Consequently, addressing the rising plague of addiction is being neglected. Currently, for 1.5 million opiate-addicts, there are only around 50 rehabilitation centers in the country. This, at best, can provide support and treatment to only a tiny fraction of this population. The rest, lacking any support or treatment, would face no other than a slow death. Yes, this would be the fate of a sizable section of our population.

Another shocking finding of the UNODC is the high prevalence of addiction among children especially in North and South of the country. As high as 50% of addicted parents, many of them the likes of Fahima, give opium to their children. They give opium to their children as self-medication, pain-killer or to suppress many illnesses that the children are prone to. The children inevitably get hooked to the drug and this addiction, with devastating consequences, remains with them for their entire lives. The social upheaval that our country has gone through during the Taliban rule and after and also the persisting poverty, misery and unemployment have driven the current wave of increase in addiction.

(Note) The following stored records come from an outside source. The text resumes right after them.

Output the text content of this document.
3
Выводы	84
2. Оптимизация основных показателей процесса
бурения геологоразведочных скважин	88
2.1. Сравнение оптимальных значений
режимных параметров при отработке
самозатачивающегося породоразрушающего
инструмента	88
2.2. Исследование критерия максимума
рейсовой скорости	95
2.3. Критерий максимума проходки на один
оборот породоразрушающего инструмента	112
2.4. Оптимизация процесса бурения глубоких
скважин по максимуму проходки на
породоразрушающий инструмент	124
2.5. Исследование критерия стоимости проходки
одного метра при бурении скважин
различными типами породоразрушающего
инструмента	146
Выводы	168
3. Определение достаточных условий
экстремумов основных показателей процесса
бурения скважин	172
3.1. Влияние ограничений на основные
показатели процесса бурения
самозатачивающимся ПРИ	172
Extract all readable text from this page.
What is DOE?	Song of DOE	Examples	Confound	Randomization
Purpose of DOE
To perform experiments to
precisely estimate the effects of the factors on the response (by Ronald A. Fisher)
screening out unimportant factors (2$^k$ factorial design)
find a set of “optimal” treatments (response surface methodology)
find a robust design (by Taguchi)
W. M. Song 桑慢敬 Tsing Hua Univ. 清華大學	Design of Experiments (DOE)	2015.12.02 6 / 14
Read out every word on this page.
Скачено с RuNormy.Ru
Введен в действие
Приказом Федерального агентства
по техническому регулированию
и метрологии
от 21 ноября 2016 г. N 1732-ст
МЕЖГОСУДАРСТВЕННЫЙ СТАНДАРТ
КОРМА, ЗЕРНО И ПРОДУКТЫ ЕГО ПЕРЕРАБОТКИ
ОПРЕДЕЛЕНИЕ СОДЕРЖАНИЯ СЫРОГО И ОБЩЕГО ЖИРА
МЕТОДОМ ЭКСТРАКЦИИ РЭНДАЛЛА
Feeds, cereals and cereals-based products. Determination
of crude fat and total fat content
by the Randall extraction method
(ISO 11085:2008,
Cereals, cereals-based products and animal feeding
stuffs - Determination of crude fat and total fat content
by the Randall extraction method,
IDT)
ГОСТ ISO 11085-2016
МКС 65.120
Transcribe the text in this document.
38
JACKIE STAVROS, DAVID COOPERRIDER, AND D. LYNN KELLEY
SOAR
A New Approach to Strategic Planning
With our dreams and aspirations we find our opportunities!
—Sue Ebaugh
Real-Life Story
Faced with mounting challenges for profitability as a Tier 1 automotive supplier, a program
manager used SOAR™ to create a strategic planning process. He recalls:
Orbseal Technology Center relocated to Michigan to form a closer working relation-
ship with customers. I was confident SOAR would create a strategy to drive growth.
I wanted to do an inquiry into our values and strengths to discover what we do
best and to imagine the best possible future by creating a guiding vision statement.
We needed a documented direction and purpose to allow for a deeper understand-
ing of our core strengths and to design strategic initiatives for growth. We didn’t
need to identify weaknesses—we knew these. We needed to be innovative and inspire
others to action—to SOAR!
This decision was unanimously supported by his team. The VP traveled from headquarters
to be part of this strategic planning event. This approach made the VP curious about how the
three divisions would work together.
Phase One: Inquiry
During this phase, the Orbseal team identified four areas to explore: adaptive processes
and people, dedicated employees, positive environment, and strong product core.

On top of this, the refugees returning from Iran and Pakistan and the abundance of cheap narcotics on the streets of our cities and villages are other factors that have led to soaring rates of addiction. The situation is alarming. In the midst of a social and economic breakdown, the level of drug addiction in the country is sure to rise further if the government and its international supporters do not mobilize required resources to tackle the plague as addressing the issue is urgent. They say one stitch in time saves nine. We do not expect our under-resourced government, as it stands now, to save all the nine. Saving even one would be a golden achievement.